ALL common antiviruses out there have viruses which are designed to avoid detection. This is what makes McAfee and Norton so totally useless. Many virus makers use methods which these scanners miss simply because many businesses, families, and schools use these programs from one of the dozens of business deals that are out there. Kaspersky too has seen this sort of thing increase over the last 4 years. The more popular an Antivirus, the more people will try to make their viruses avoid detection from that program. The way to combat this is through frequent updates to their list of identified threats and minor changes to the heuristics. Viruses of any kind typically aren't found until someone knows that they have a virus and manages to detect it, meaning that if you are among the first hundred or so people to be attacked by something new, chances are that no virus scanner will pick it up unless it does something that can be found from a heuristic scan.

 

Regardless, no antivirus will find everything.
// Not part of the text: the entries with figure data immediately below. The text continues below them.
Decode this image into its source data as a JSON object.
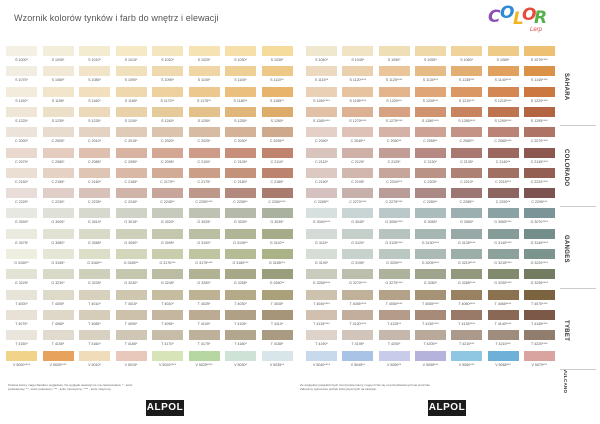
{
  "title": "Wzornik kolorów tynków i farb do wnętrz i elewacji",
  "logo": {
    "letters": [
      "C",
      "O",
      "L",
      "O",
      "R"
    ],
    "colors": [
      "#8b4fb5",
      "#2f8bd6",
      "#f2b51d",
      "#e54c3c",
      "#56b04a"
    ],
    "sub": "Lerp"
  },
  "groups": [
    {
      "name": "SAHARA",
      "rows": [
        0,
        1,
        2,
        3
      ]
    },
    {
      "name": "COLORADO",
      "rows": [
        4,
        5,
        6,
        7
      ]
    },
    {
      "name": "GANGES",
      "rows": [
        8,
        9,
        10,
        11
      ]
    },
    {
      "name": "TYBET",
      "rows": [
        12,
        13,
        14,
        15
      ]
    },
    {
      "name": "VULCANO",
      "rows": [
        16
      ]
    }
  ],
  "rows": [
    {
      "codes": [
        "S 1000*",
        "S 1005*",
        "S 1010*",
        "S 1015*",
        "S 1020*",
        "S 1025*",
        "S 1030*",
        "S 1035*",
        "S 1040*",
        "S 1045*",
        "S 1050*",
        "S 1055*",
        "S 1060*",
        "S 1065*",
        "S 1070****"
      ],
      "colors": [
        "#f4f0e4",
        "#f3eed9",
        "#f4ecd0",
        "#f5e9c6",
        "#f4e6be",
        "#f5e3b3",
        "#f6dfa8",
        "#f5db9c",
        "#f0e7cf",
        "#f0e4c4",
        "#efdfb6",
        "#f0d9a8",
        "#f0d39a",
        "#efcb88",
        "#edc074"
      ]
    },
    {
      "codes": [
        "S 1075*",
        "S 1080*",
        "S 1085*",
        "S 1090*",
        "S 1095*",
        "S 1100*",
        "S 1105*",
        "S 1110**",
        "S 1115**",
        "S 1120****",
        "S 1125****",
        "S 1130***",
        "S 1135***",
        "S 1140****",
        "S 1145****"
      ],
      "colors": [
        "#f2ede2",
        "#f1e9d5",
        "#f1e4c8",
        "#f0e0bb",
        "#efdab0",
        "#efd6a4",
        "#eecf95",
        "#edc886",
        "#ecd9c0",
        "#ebd0ae",
        "#eac59a",
        "#e7bb86",
        "#e3ae72",
        "#e0a15e",
        "#d99247"
      ]
    },
    {
      "codes": [
        "S 1150*",
        "S 1155*",
        "S 1160*",
        "S 1165*",
        "S 1170**",
        "S 1175**",
        "S 1180**",
        "S 1185**",
        "S 1190****",
        "S 1195****",
        "S 1200***",
        "S 1205***",
        "S 1210***",
        "S 1215****",
        "S 1220****"
      ],
      "colors": [
        "#f3ebdc",
        "#f2e5cc",
        "#f1dfbd",
        "#f0d8ae",
        "#efd19f",
        "#edc88e",
        "#ebbf7d",
        "#e8b46c",
        "#ead0b4",
        "#e7c3a0",
        "#e4b58c",
        "#dfa576",
        "#da9663",
        "#d48752",
        "#cc7740"
      ]
    },
    {
      "codes": [
        "S 1225*",
        "S 1230*",
        "S 1235*",
        "S 1240*",
        "S 1245*",
        "S 1250*",
        "S 1255*",
        "S 1260*",
        "S 1265****",
        "S 1270****",
        "S 1275****",
        "S 1280****",
        "S 1285****",
        "S 1290****",
        "S 1295****"
      ],
      "colors": [
        "#efe6d7",
        "#ede0c8",
        "#ebd9b9",
        "#e9d2aa",
        "#e7ca9a",
        "#e4c08a",
        "#e1b67a",
        "#ddab6a",
        "#e1c0a5",
        "#dcb194",
        "#d6a281",
        "#cf936f",
        "#c7845e",
        "#be744f",
        "#b36542"
      ]
    },
    {
      "codes": [
        "C 2000*",
        "C 2005*",
        "C 2010*",
        "C 2015*",
        "C 2020*",
        "C 2025*",
        "C 2030*",
        "C 2035**",
        "C 2040*",
        "C 2045**",
        "C 2050**",
        "C 2055**",
        "C 2060**",
        "C 2065****",
        "C 2070****"
      ],
      "colors": [
        "#ece3da",
        "#e8dccf",
        "#e4d3c3",
        "#e0cbb8",
        "#dcc3ad",
        "#d8bba3",
        "#d3b298",
        "#cea98c",
        "#e4d0c7",
        "#dec2b7",
        "#d6b2a6",
        "#cda295",
        "#c49385",
        "#ba8375",
        "#ae7466"
      ]
    },
    {
      "codes": [
        "C 2075*",
        "C 2080*",
        "C 2085*",
        "C 2090*",
        "C 2095*",
        "C 2100*",
        "C 2105*",
        "C 2110*",
        "C 2115*",
        "C 2120*",
        "C 2125*",
        "C 2130*",
        "C 2135*",
        "C 2140**",
        "C 2145****"
      ],
      "colors": [
        "#e9d8ce",
        "#e4ccbf",
        "#dfbfb0",
        "#d9b3a2",
        "#d3a794",
        "#cd9b87",
        "#c78f7a",
        "#c0836e",
        "#d9c3bd",
        "#ceb0a9",
        "#c29d95",
        "#b68a82",
        "#a97870",
        "#9b675f",
        "#8c574f"
      ]
    },
    {
      "codes": [
        "C 2150*",
        "C 2155*",
        "C 2160*",
        "C 2165*",
        "C 2170**",
        "C 2175*",
        "C 2180*",
        "C 2185*",
        "C 2190*",
        "C 2195*",
        "C 2200***",
        "C 2205*",
        "C 2210*",
        "C 2215***",
        "C 2220****"
      ],
      "colors": [
        "#ebdfd4",
        "#e5d2c4",
        "#dfc5b4",
        "#d9b8a5",
        "#d2ab96",
        "#cb9e88",
        "#c4917b",
        "#bc846e",
        "#dcc9c2",
        "#d1b7ae",
        "#c6a59a",
        "#ba9387",
        "#ad8174",
        "#a07062",
        "#925f52"
      ]
    },
    {
      "codes": [
        "C 2225*",
        "C 2230*",
        "C 2235*",
        "C 2240*",
        "C 2245**",
        "C 2250****",
        "C 2255**",
        "C 2260****",
        "C 2265**",
        "C 2270****",
        "C 2275****",
        "C 2280**",
        "C 2285**",
        "C 2290**",
        "C 2295***"
      ],
      "colors": [
        "#e8ddd8",
        "#e0cfc8",
        "#d8c1b8",
        "#d0b3a9",
        "#c7a59a",
        "#be978b",
        "#b4897d",
        "#a97b6f",
        "#d5c2c0",
        "#c7afac",
        "#b99c98",
        "#ab8985",
        "#9c7672",
        "#8c6460",
        "#7c5350"
      ]
    },
    {
      "codes": [
        "G 3000*",
        "G 3005*",
        "G 3010*",
        "G 3015*",
        "G 3020*",
        "G 3025*",
        "G 3030*",
        "G 3035*",
        "G 3040****",
        "G 3045*",
        "G 3050****",
        "G 3055*",
        "G 3060*",
        "G 3065****",
        "G 3070****"
      ],
      "colors": [
        "#e7e8e1",
        "#dfe1d8",
        "#d7d9cf",
        "#cfd2c6",
        "#c6cabc",
        "#bdc2b3",
        "#b4b9a9",
        "#aab19f",
        "#d7e0df",
        "#c9d4d4",
        "#bac8c9",
        "#abbcbd",
        "#9bafb1",
        "#8ba2a5",
        "#7a9498"
      ]
    },
    {
      "codes": [
        "G 3075*",
        "G 3080*",
        "G 3085*",
        "G 3090*",
        "G 3095*",
        "G 3100*",
        "G 3105**",
        "G 3110**",
        "G 3115*",
        "G 3120*",
        "G 3125****",
        "G 3130****",
        "G 3135****",
        "G 3140****",
        "G 3145****"
      ],
      "colors": [
        "#eaeadf",
        "#e1e2d3",
        "#d8d9c7",
        "#ced0bb",
        "#c4c7ae",
        "#babea2",
        "#b0b596",
        "#a6ac8a",
        "#d4dbd6",
        "#c5cfca",
        "#b6c3be",
        "#a6b6b2",
        "#96a9a6",
        "#859c99",
        "#748e8c"
      ]
    },
    {
      "codes": [
        "G 3150**",
        "G 3155*",
        "G 3160**",
        "G 3165**",
        "G 3170***",
        "G 3175****",
        "G 3180***",
        "G 3185***",
        "G 3190*",
        "G 3195*",
        "G 3200***",
        "G 3205****",
        "G 3210****",
        "G 3215****",
        "G 3220****"
      ],
      "colors": [
        "#eeeee1",
        "#e5e6d5",
        "#dcdec8",
        "#d3d6bb",
        "#c9cdae",
        "#bfc4a1",
        "#b5bb94",
        "#aab287",
        "#d6ddd7",
        "#c8d2cc",
        "#bac6c0",
        "#abbab4",
        "#9caea8",
        "#8ca19b",
        "#7c948e"
      ]
    },
    {
      "codes": [
        "G 3225*",
        "G 3230*",
        "G 3235*",
        "G 3240*",
        "G 3245*",
        "G 3250*",
        "G 3255*",
        "G 3260**",
        "G 3265****",
        "G 3270****",
        "G 3275****",
        "G 3280*",
        "G 3285****",
        "G 3290****",
        "G 3295****"
      ],
      "colors": [
        "#e3e3d5",
        "#d9d9c8",
        "#cfd0bb",
        "#c5c6ae",
        "#bbbca1",
        "#b1b294",
        "#a6a888",
        "#9b9e7c",
        "#c9ccbc",
        "#bbbfac",
        "#adb29c",
        "#9fa58c",
        "#91987d",
        "#828a6e",
        "#737c60"
      ]
    },
    {
      "codes": [
        "T 4000*",
        "T 4005*",
        "T 4010*",
        "T 4015*",
        "T 4020*",
        "T 4025*",
        "T 4030*",
        "T 4035*",
        "T 4040****",
        "T 4045****",
        "T 4050****",
        "T 4055****",
        "T 4060****",
        "T 4065****",
        "T 4070****"
      ],
      "colors": [
        "#e6e3d8",
        "#dedaca",
        "#d6d0bc",
        "#cec6ae",
        "#c6bda1",
        "#bdb394",
        "#b4aa87",
        "#aaa07a",
        "#cdc2ad",
        "#c0b29a",
        "#b3a287",
        "#a69274",
        "#988262",
        "#8a7250",
        "#7c6340"
      ]
    },
    {
      "codes": [
        "T 4075*",
        "T 4080*",
        "T 4085*",
        "T 4090*",
        "T 4095*",
        "T 4100*",
        "T 4105*",
        "T 4110*",
        "T 4115****",
        "T 4120****",
        "T 4125**",
        "T 4130****",
        "T 4135****",
        "T 4140****",
        "T 4145****"
      ],
      "colors": [
        "#e8e2d6",
        "#dfd7c8",
        "#d6ccba",
        "#cdc1ac",
        "#c4b69f",
        "#baab92",
        "#b0a085",
        "#a69578",
        "#d1bfb0",
        "#c3ad9d",
        "#b59c8a",
        "#a78a78",
        "#997967",
        "#8a6856",
        "#7b5847"
      ]
    },
    {
      "codes": [
        "T 4150*",
        "T 4155*",
        "T 4160*",
        "T 4165*",
        "T 4170*",
        "T 4175*",
        "T 4180*",
        "T 4185*",
        "T 4190*",
        "T 4195*",
        "T 4200*",
        "T 4205**",
        "T 4210***",
        "T 4215***",
        "T 4220****"
      ],
      "colors": [
        "#eae5dc",
        "#e1dbcf",
        "#d8d1c2",
        "#cfc6b5",
        "#c6bca8",
        "#bdb19b",
        "#b3a68e",
        "#a99b81",
        "#ddd3cb",
        "#d1c5bb",
        "#c5b7ab",
        "#b8a99b",
        "#ab9a8b",
        "#9e8c7c",
        "#907d6d"
      ]
    },
    {
      "codes": [
        "V 5000****",
        "V 5005****",
        "V 5010*",
        "V 5015*",
        "V 5020****",
        "V 5025****",
        "V 5030*",
        "V 5035**",
        "V 5040****",
        "V 5045**",
        "V 5050**",
        "V 5055***",
        "V 5060***",
        "V 5065***",
        "V 5070***"
      ],
      "colors": [
        "#f1d38a",
        "#e7a25d",
        "#f0dcb8",
        "#e7c8bb",
        "#d6e4b8",
        "#b7d7a2",
        "#cfe2d6",
        "#d9e6e9",
        "#c8d9ec",
        "#a9c3e6",
        "#c9cbea",
        "#b5b2dc",
        "#8fc7e3",
        "#6fb0d9",
        "#d9a4a0"
      ]
    }
  ],
  "footnote_left": "Podane kolory mają charakter poglądowy. Do wyglądu elewacji nie ma zastosowania. * - kolor podstawowy; ** - kolor pastelowy; *** - kolor intensywny; **** - kolor nasycony",
  "footnote_right": "Ze względów poligraficznych rzeczywiste kolory mogą różnić się od przedstawionych we wzorniku. Zalecamy wykonanie próbek kolorystycznych na elewacji.",
  "brand": "ALPOL"
}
This is why you use more than one program... usually 2 antiviruses (one background, one on demand) and have a scanner specifically for malware. Think of any virus scanner as a filter, what one doesn't trap, another one might. A multi-layered defense works best because those viruses which are designed to avoid detection in one will usually be detected by another (unless they use the same or similar heuristic algorithm). As with all filters, you can't filter out 100% of everything without just making your computer read only, but you can aim for that 90% mark to get protection from almost everything out there.